Re: Globalizing URIs

Larry Masinter (masinter@parc.xerox.com)
Thu, 3 Aug 95 18:21:02 EDT

I didn't respond directly before, so I'll try now:

> OK. Say the transcription system used by both the FTP client and
> server says:

> (1) if an octet in the local encoding of a file name is in positions
> 0x20 - 0x24 or 0x26 - 0x7E of US-ASCII, then use that octet;
> (2) if an octet in the local encoding of a file name is in position
> 0x25 of US-ASCII (i.e., '%'), then use "%%"
> (3) otherwise, use %XX for each octet in the encoded file name (in big
> endian order), where XX is the hexidecimal value of each such octet.
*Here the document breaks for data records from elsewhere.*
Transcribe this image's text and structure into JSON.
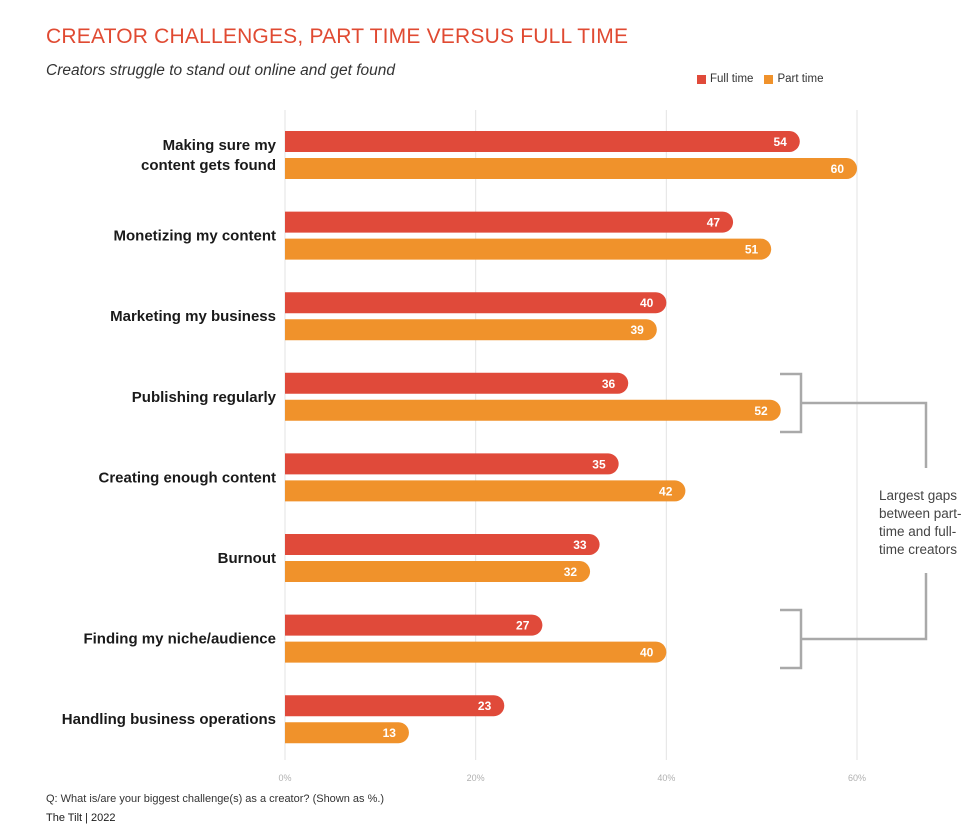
{
  "title": "CREATOR CHALLENGES, PART TIME VERSUS FULL TIME",
  "subtitle": "Creators struggle to stand out online and get found",
  "footnote": "Q: What is/are your biggest challenge(s) as a creator? (Shown as %.)",
  "source": "The Tilt  |  2022",
  "annotation": "Largest gaps between part-time and full-time creators",
  "colors": {
    "full_time": "#e04a3a",
    "part_time": "#f0922b",
    "grid": "#e3e3e3",
    "bracket": "#a9a9a9"
  },
  "chart_data": {
    "type": "bar",
    "orientation": "horizontal",
    "categories": [
      "Making sure my content gets found",
      "Monetizing my content",
      "Marketing my business",
      "Publishing regularly",
      "Creating enough content",
      "Burnout",
      "Finding my niche/audience",
      "Handling business operations"
    ],
    "series": [
      {
        "name": "Full time",
        "values": [
          54,
          47,
          40,
          36,
          35,
          33,
          27,
          23
        ]
      },
      {
        "name": "Part time",
        "values": [
          60,
          51,
          39,
          52,
          42,
          32,
          40,
          13
        ]
      }
    ],
    "xlim": [
      0,
      60
    ],
    "xticks": [
      "0%",
      "20%",
      "40%",
      "60%"
    ],
    "grid": true,
    "legend_position": "top-right",
    "category_lines": [
      [
        "Making sure my",
        "content gets found"
      ],
      [
        "Monetizing my content"
      ],
      [
        "Marketing my business"
      ],
      [
        "Publishing regularly"
      ],
      [
        "Creating enough content"
      ],
      [
        "Burnout"
      ],
      [
        "Finding my niche/audience"
      ],
      [
        "Handling business operations"
      ]
    ]
  }
}
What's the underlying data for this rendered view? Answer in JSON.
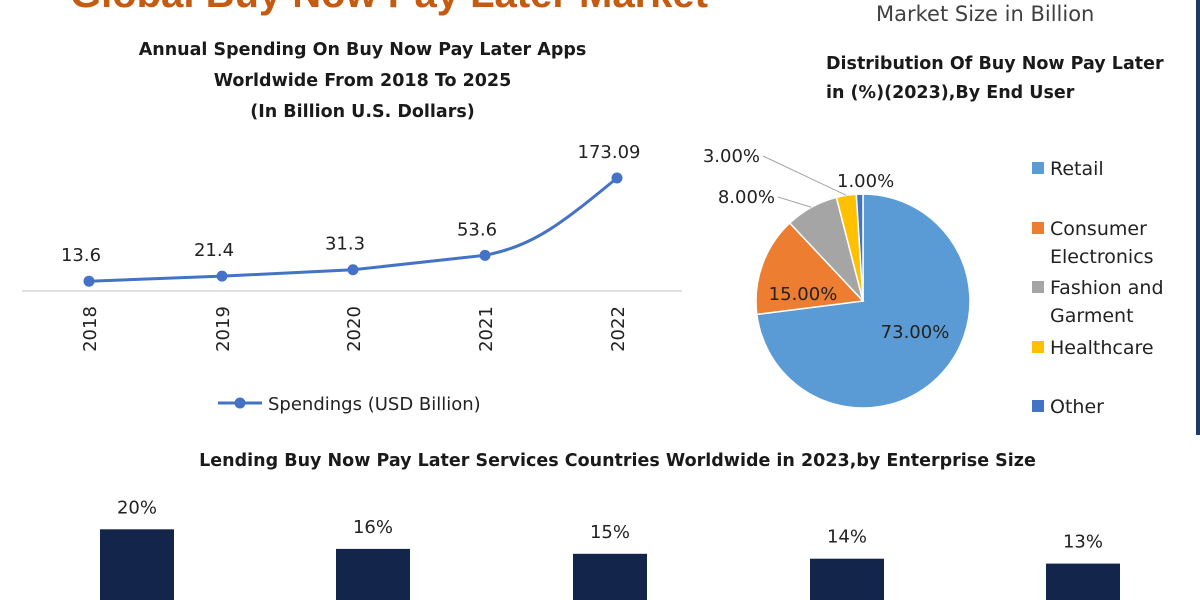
{
  "header": {
    "title": "Global Buy Now Pay Later Market",
    "subtitle": "Market Size in Billion"
  },
  "chart_data": [
    {
      "type": "line",
      "title_lines": [
        "Annual Spending On Buy Now Pay Later Apps",
        "Worldwide  From 2018 To 2025",
        "(In Billion  U.S. Dollars)"
      ],
      "categories": [
        "2018",
        "2019",
        "2020",
        "2021",
        "2022"
      ],
      "series": [
        {
          "name": "Spendings (USD Billion)",
          "values": [
            13.6,
            21.4,
            31.3,
            53.6,
            173.09
          ],
          "labels": [
            "13.6",
            "21.4",
            "31.3",
            "53.6",
            "173.09"
          ]
        }
      ],
      "ylim": [
        0,
        200
      ],
      "color": "#4472c4",
      "legend": "bottom"
    },
    {
      "type": "pie",
      "title_lines": [
        "Distribution Of Buy Now Pay Later",
        "in (%)(2023),By End User"
      ],
      "slices": [
        {
          "name": "Retail",
          "legend_lines": [
            "Retail"
          ],
          "value": 73,
          "label": "73.00%",
          "color": "#5b9bd5"
        },
        {
          "name": "Consumer Electronics",
          "legend_lines": [
            "Consumer",
            "Electronics"
          ],
          "value": 15,
          "label": "15.00%",
          "color": "#ed7d31"
        },
        {
          "name": "Fashion and Garment",
          "legend_lines": [
            "Fashion and",
            "Garment"
          ],
          "value": 8,
          "label": "8.00%",
          "color": "#a5a5a5"
        },
        {
          "name": "Healthcare",
          "legend_lines": [
            "Healthcare"
          ],
          "value": 3,
          "label": "3.00%",
          "color": "#ffc000"
        },
        {
          "name": "Other",
          "legend_lines": [
            "Other"
          ],
          "value": 1,
          "label": "1.00%",
          "color": "#4472c4"
        }
      ],
      "legend": "right"
    },
    {
      "type": "bar",
      "title": "Lending Buy Now Pay Later Services Countries Worldwide in 2023,by Enterprise Size",
      "values": [
        20,
        16,
        15,
        14,
        13
      ],
      "labels": [
        "20%",
        "16%",
        "15%",
        "14%",
        "13%"
      ],
      "color": "#13254a"
    }
  ]
}
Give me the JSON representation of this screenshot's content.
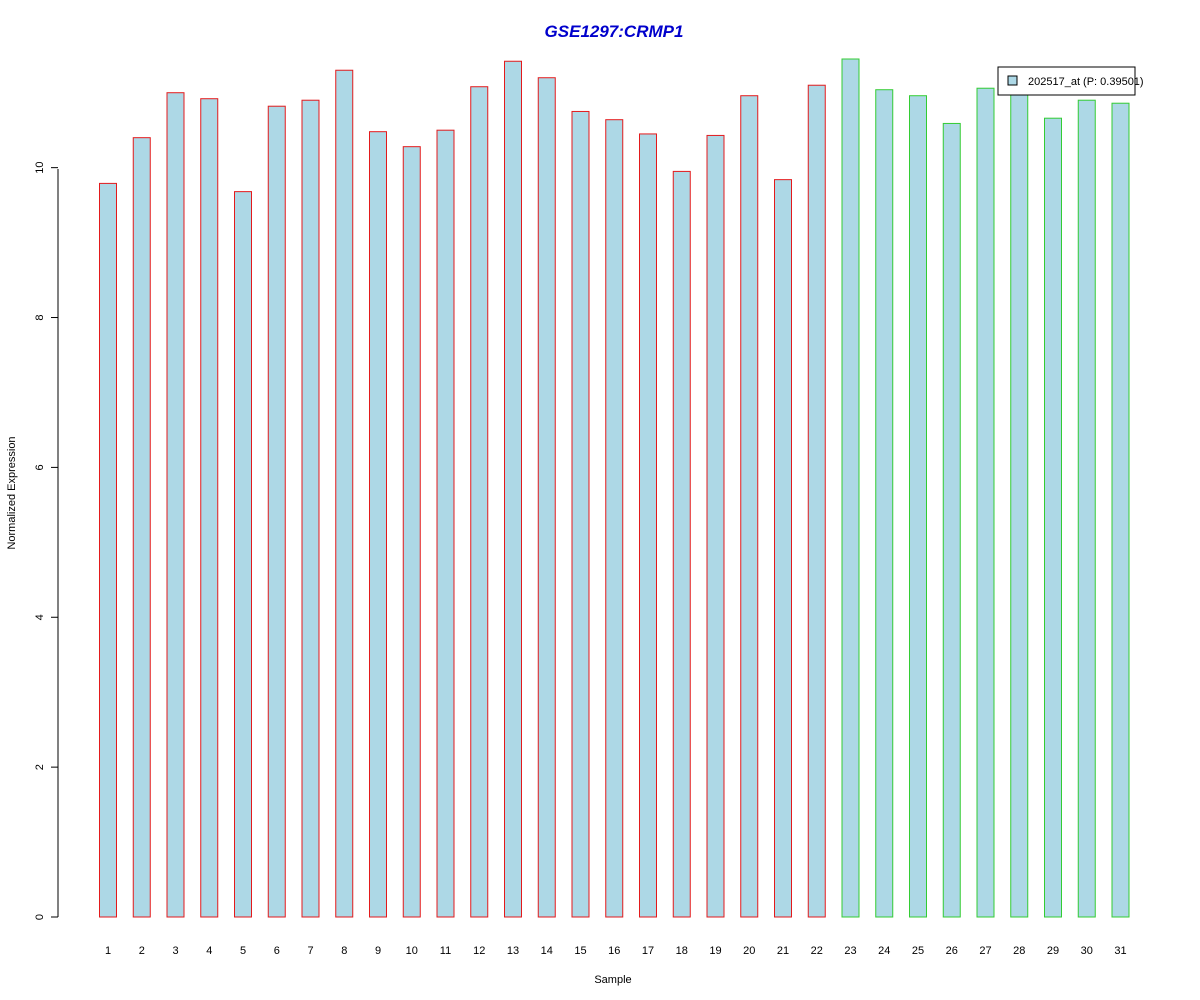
{
  "chart_data": {
    "type": "bar",
    "title": "GSE1297:CRMP1",
    "xlabel": "Sample",
    "ylabel": "Normalized Expression",
    "categories": [
      "1",
      "2",
      "3",
      "4",
      "5",
      "6",
      "7",
      "8",
      "9",
      "10",
      "11",
      "12",
      "13",
      "14",
      "15",
      "16",
      "17",
      "18",
      "19",
      "20",
      "21",
      "22",
      "23",
      "24",
      "25",
      "26",
      "27",
      "28",
      "29",
      "30",
      "31"
    ],
    "values": [
      9.79,
      10.4,
      11.0,
      10.92,
      9.68,
      10.82,
      10.9,
      11.3,
      10.48,
      10.28,
      10.5,
      11.08,
      11.42,
      11.2,
      10.75,
      10.64,
      10.45,
      9.95,
      10.43,
      10.96,
      9.84,
      11.1,
      11.45,
      11.04,
      10.96,
      10.59,
      11.06,
      11.0,
      10.66,
      10.9,
      10.86
    ],
    "outline_colors": [
      "#e31a1c",
      "#e31a1c",
      "#e31a1c",
      "#e31a1c",
      "#e31a1c",
      "#e31a1c",
      "#e31a1c",
      "#e31a1c",
      "#e31a1c",
      "#e31a1c",
      "#e31a1c",
      "#e31a1c",
      "#e31a1c",
      "#e31a1c",
      "#e31a1c",
      "#e31a1c",
      "#e31a1c",
      "#e31a1c",
      "#e31a1c",
      "#e31a1c",
      "#e31a1c",
      "#e31a1c",
      "#33cc33",
      "#33cc33",
      "#33cc33",
      "#33cc33",
      "#33cc33",
      "#33cc33",
      "#33cc33",
      "#33cc33",
      "#33cc33"
    ],
    "y_ticks": [
      0,
      2,
      4,
      6,
      8,
      10
    ],
    "ylim": [
      0,
      11.45
    ],
    "legend": {
      "label": "202517_at (P: 0.39501)",
      "position": "top-right"
    },
    "colors": {
      "title": "#0000cc",
      "bar_fill": "#add8e6",
      "group1_outline": "#e31a1c",
      "group2_outline": "#33cc33"
    },
    "grid": false
  }
}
This transcription system will not be effective if the FTP client and
the FTP server use different internal character encodings in file
names.

> Now, say I am a Chinese version of Windows/NT using Unicode and I ask you for:

> RETR E-W%0B%00.%00T%00X%00T

> That is, in Unicode I have the following encoding of my file name:

> 4E2D 570B 002E 0054 0058 0054

> Say you are a Taiwanese server using the BIG5 character set for you file
> names. How do you interpret my request? Do you interpret it as a BIG5
> string? If so, then you think I just asked for the file "E-W??.?T?X?T"
> (assuming for a moment that you don't throw up on NUL and you interpret
> NUL and other C0 escapes as '?'.

Your example shows why implementors of TCP/IP protocol stacks on
systems that do not use ISO-8859-1 as their internal character set
should not just blindly translate their internal character codes into
bytes used on the Internet.

I'd recommend, for example, that both the Windows/NT server using
Unicode and also the Taiwanese server using BIG5 transliterate file
names using unicode-1-1-utf7 in their implementations of FTP and HTTP.

Otherwise, the client has to know not only what protocol it is
speaking but also more about the internal operation of the server than
it can possibly be expected to know.